Since finishing his sentence, Clete Denel Jackson, who was imprisoned for helping move Biggs's body, has been in and out of prison on firearms- and drug-related charges. He was set to be released again in late November 2017. Mallard's relationship with Jackson and Cleveland remains unclear. Jackson's lawyer described his client and Mallard as linked romantically, yet relatives of Jackson and Cleveland claim they had never heard of Mallard.

==Media adaptations==
- Stuck, a 2007 black comedy thriller film directed by Stuart Gordon and starring Mena Suvari and Stephen Rea.
- An episode of CSI: Crime Scene Investigation ("Anatomy of a Lye"), aired May 2, 2002)
- An episode of Law & Order ("Darwinian", aired January 7, 2004)
- The story inspired events in the second season of Fargo, in which Peggy Blumquist (Kirsten Dunst) hits Rye Gerhardt (Kieran Culkin) and drives back home with him stuck through the windshield.

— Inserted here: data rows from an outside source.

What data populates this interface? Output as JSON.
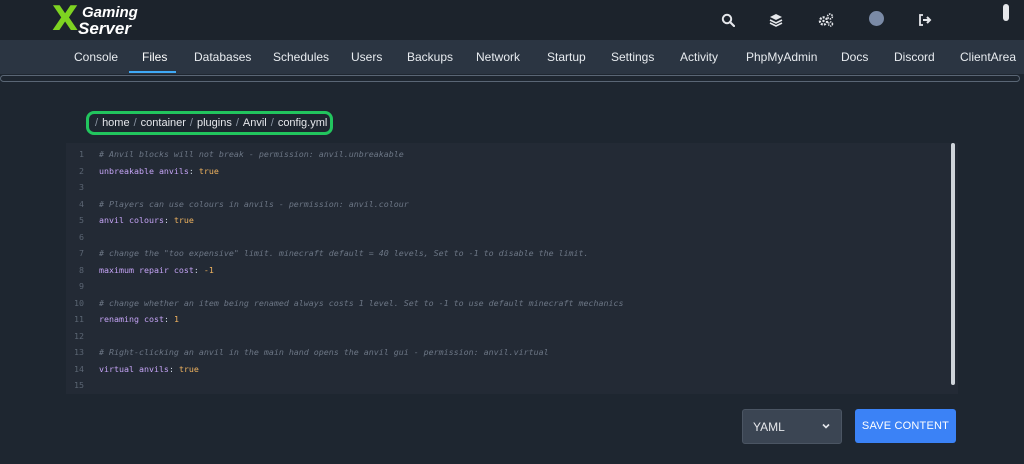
{
  "app": {
    "logo_mark": "X",
    "logo_line1": "Gaming",
    "logo_line2": "Server"
  },
  "topbar_icons": [
    "search-icon",
    "layers-icon",
    "cogs-icon",
    "avatar",
    "sign-out-icon"
  ],
  "nav": {
    "items": [
      "Console",
      "Files",
      "Databases",
      "Schedules",
      "Users",
      "Backups",
      "Network",
      "Startup",
      "Settings",
      "Activity",
      "PhpMyAdmin",
      "Docs",
      "Discord",
      "ClientArea"
    ],
    "active": "Files"
  },
  "breadcrumb": {
    "root": "/",
    "separator": "/",
    "segments": [
      "home",
      "container",
      "plugins",
      "Anvil",
      "config.yml"
    ]
  },
  "editor": {
    "line_numbers": [
      "1",
      "2",
      "3",
      "4",
      "5",
      "6",
      "7",
      "8",
      "9",
      "10",
      "11",
      "12",
      "13",
      "14",
      "15"
    ],
    "lines": [
      {
        "comment": "# Anvil blocks will not break - permission: anvil.unbreakable"
      },
      {
        "key": "unbreakable anvils",
        "value": "true"
      },
      {},
      {
        "comment": "# Players can use colours in anvils - permission: anvil.colour"
      },
      {
        "key": "anvil colours",
        "value": "true"
      },
      {},
      {
        "comment": "# change the \"too expensive\" limit. minecraft default = 40 levels, Set to -1 to disable the limit."
      },
      {
        "key": "maximum repair cost",
        "value": "-1"
      },
      {},
      {
        "comment": "# change whether an item being renamed always costs 1 level. Set to -1 to use default minecraft mechanics"
      },
      {
        "key": "renaming cost",
        "value": "1"
      },
      {},
      {
        "comment": "# Right-clicking an anvil in the main hand opens the anvil gui - permission: anvil.virtual"
      },
      {
        "key": "virtual anvils",
        "value": "true"
      },
      {}
    ]
  },
  "footer": {
    "language": "YAML",
    "save_label": "SAVE CONTENT"
  },
  "colors": {
    "accent": "#3b82f6",
    "highlight": "#22c55e",
    "key": "#c4a3f5",
    "value": "#f0b35f"
  }
}
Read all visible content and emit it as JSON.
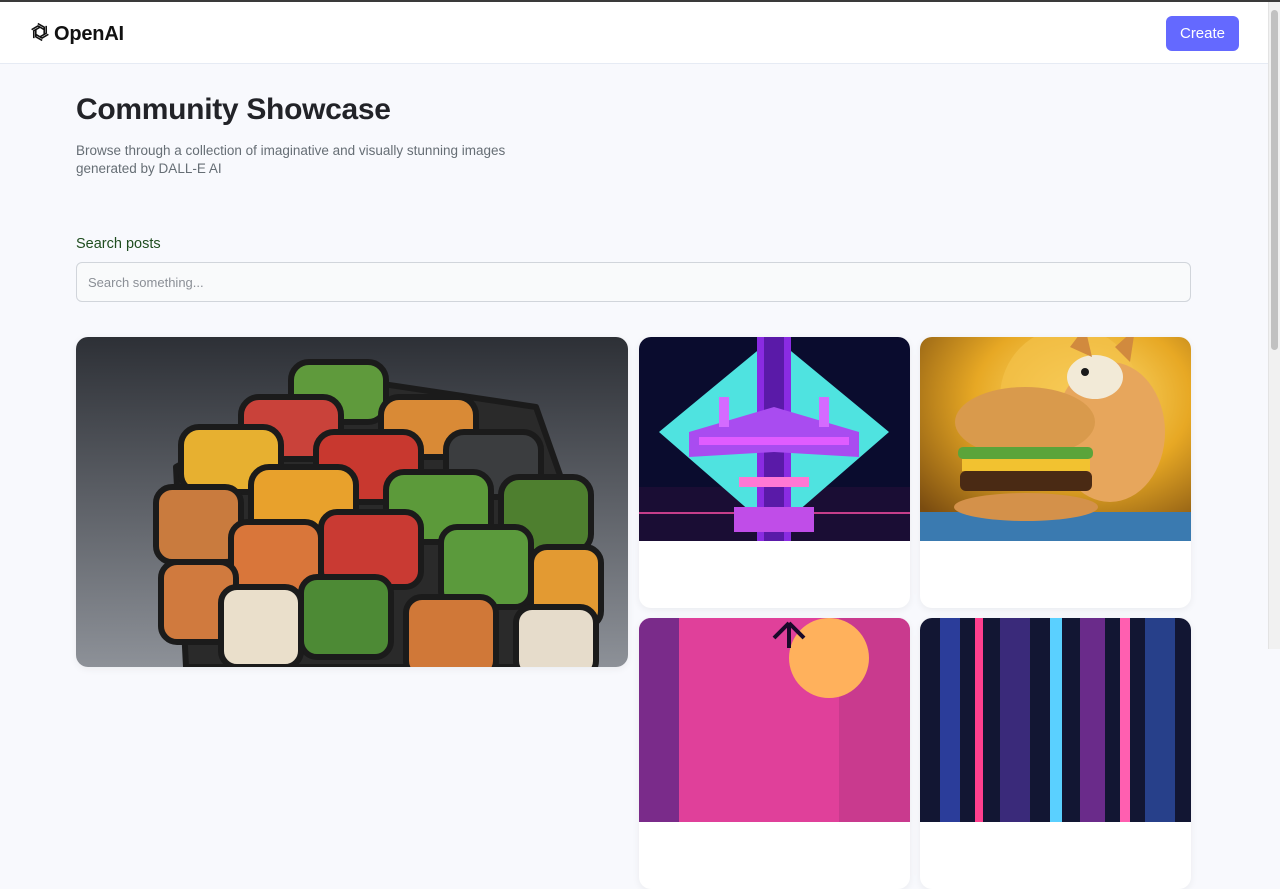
{
  "header": {
    "brand": "OpenAI",
    "logo_icon": "openai-logo-icon",
    "create_label": "Create"
  },
  "hero": {
    "title": "Community Showcase",
    "subtitle": "Browse through a collection of imaginative and visually stunning images generated by DALL-E AI"
  },
  "search": {
    "label": "Search posts",
    "placeholder": "Search something...",
    "value": ""
  },
  "colors": {
    "accent": "#6469ff",
    "background": "#f8f9fd",
    "title": "#222328",
    "subtitle": "#666e75"
  },
  "gallery": {
    "cards": [
      {
        "id": "rubiks-cube-food"
      },
      {
        "id": "neon-pixel-spaceship"
      },
      {
        "id": "shiba-dog-burger"
      },
      {
        "id": "synthwave-palm-sunset"
      },
      {
        "id": "neon-city-street"
      }
    ]
  }
}
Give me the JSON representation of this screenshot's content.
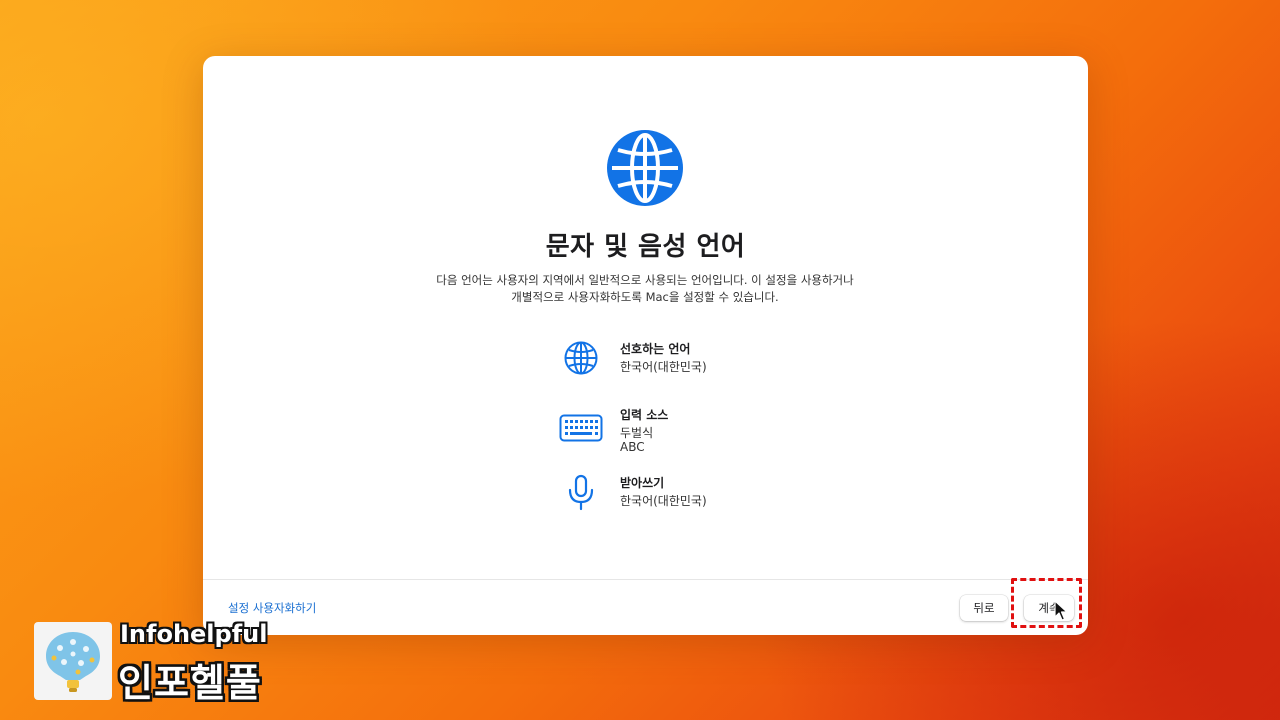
{
  "window": {
    "icon": "globe-icon",
    "title": "문자 및 음성 언어",
    "description_line1": "다음 언어는 사용자의 지역에서 일반적으로 사용되는 언어입니다. 이 설정을 사용하거나",
    "description_line2": "개별적으로 사용자화하도록 Mac을 설정할 수 있습니다."
  },
  "settings": [
    {
      "icon": "globe-icon",
      "label": "선호하는 언어",
      "values": [
        "한국어(대한민국)"
      ]
    },
    {
      "icon": "keyboard-icon",
      "label": "입력 소스",
      "values": [
        "두벌식",
        "ABC"
      ]
    },
    {
      "icon": "microphone-icon",
      "label": "받아쓰기",
      "values": [
        "한국어(대한민국)"
      ]
    }
  ],
  "footer": {
    "customize_link": "설정 사용자화하기",
    "back_label": "뒤로",
    "continue_label": "계속"
  },
  "watermark": {
    "brand_en": "Infohelpful",
    "brand_ko": "인포헬풀"
  },
  "colors": {
    "accent": "#1a6fd1",
    "icon_blue": "#1273e6",
    "highlight": "#e01010"
  }
}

- This story also inspired a scene in the third season of the Fox procedural drama 9-1-1 when Stella (Stephanie Lemelin) hits a homeless man after crashing into him with her car. The man is also lodged in the windshield of her car by the impact. Stella suffers a head injury in the crash and drives around town with the man still stuck in her windshield for nearly two days before firefighter Evan Buckley (Oliver Stark) stops her. Unlike the real-life incident, the man on the show survives his injuries after being rushed to the hospital.